Cases for Wednesday, Feb. 10
A man driving a pickup truck with his child in the back seat was convicted for driving under the influence of drugs and for child endangerment after he rear-ended a woman sitting at a Montgomery County intersection. Police reported that he said he had taken prescribed painkillers that day, but at trial he maintained he was instead experiencing withdrawal symptoms when the accident happened. In State v. Richardson, the state contends that the link between the man’s impairment and the medication was established through his own admission and the police officer’s determination that the man was impaired.
The defense attorney for a Lake County man who admitted to three counts of rape and a prosecutor made a joint recommendation to a trial court that he serve three consecutive sentences. The trial court sentenced him to three eight-year terms for a total of 24 years. In State v. Sergent, the Eleventh District Court of Appeals reversed his sentence and ordered a new sentencing hearing, but the prosecutor argues that a sentence based on a joint recommendation can’t be appealed.
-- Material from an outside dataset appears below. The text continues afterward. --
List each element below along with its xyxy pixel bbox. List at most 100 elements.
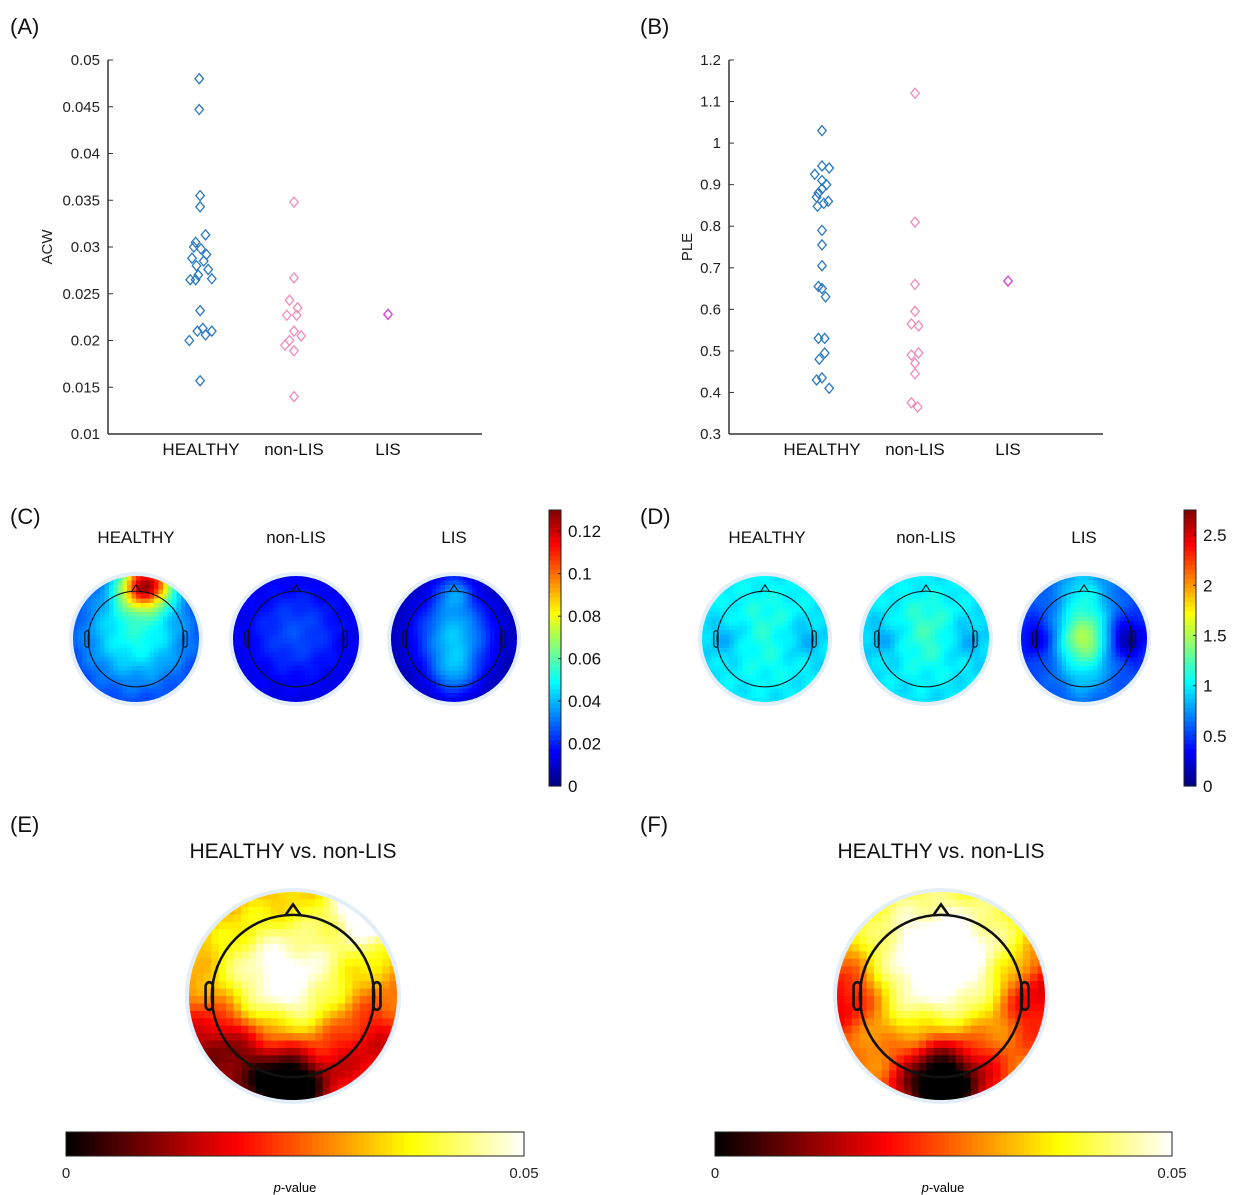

A federal court has asked the state’s highest court in Wells Fargo Bank v. Allstate Insurance Company to decide whether arson is a type of vandalism or malicious mischief. After a foreclosure, a home in Poland, Ohio, left vacant for months was damaged by a fire found to have been intentionally started. The insurance company denied a claim from the bank for its losses from the fire because the insurance policy excludes coverage for vandalism or malicious mischief if a home has been abandoned for a certain amount of time. The insurance company argues arson is commonly understood to be vandalism or mischief, so coverage was properly rejected.
The Cuyahoga County Prosecutor’s Office sought to appear and speak on behalf of the state in a community control sanctions violation hearing. The trial judge denied the request stating probation officers represent the state in such hearings. In State v. Heinz, the prosecutor argues the office represents the state in all complaints, suits, and controversies, including sanction violation hearings, unless the law specifies otherwise.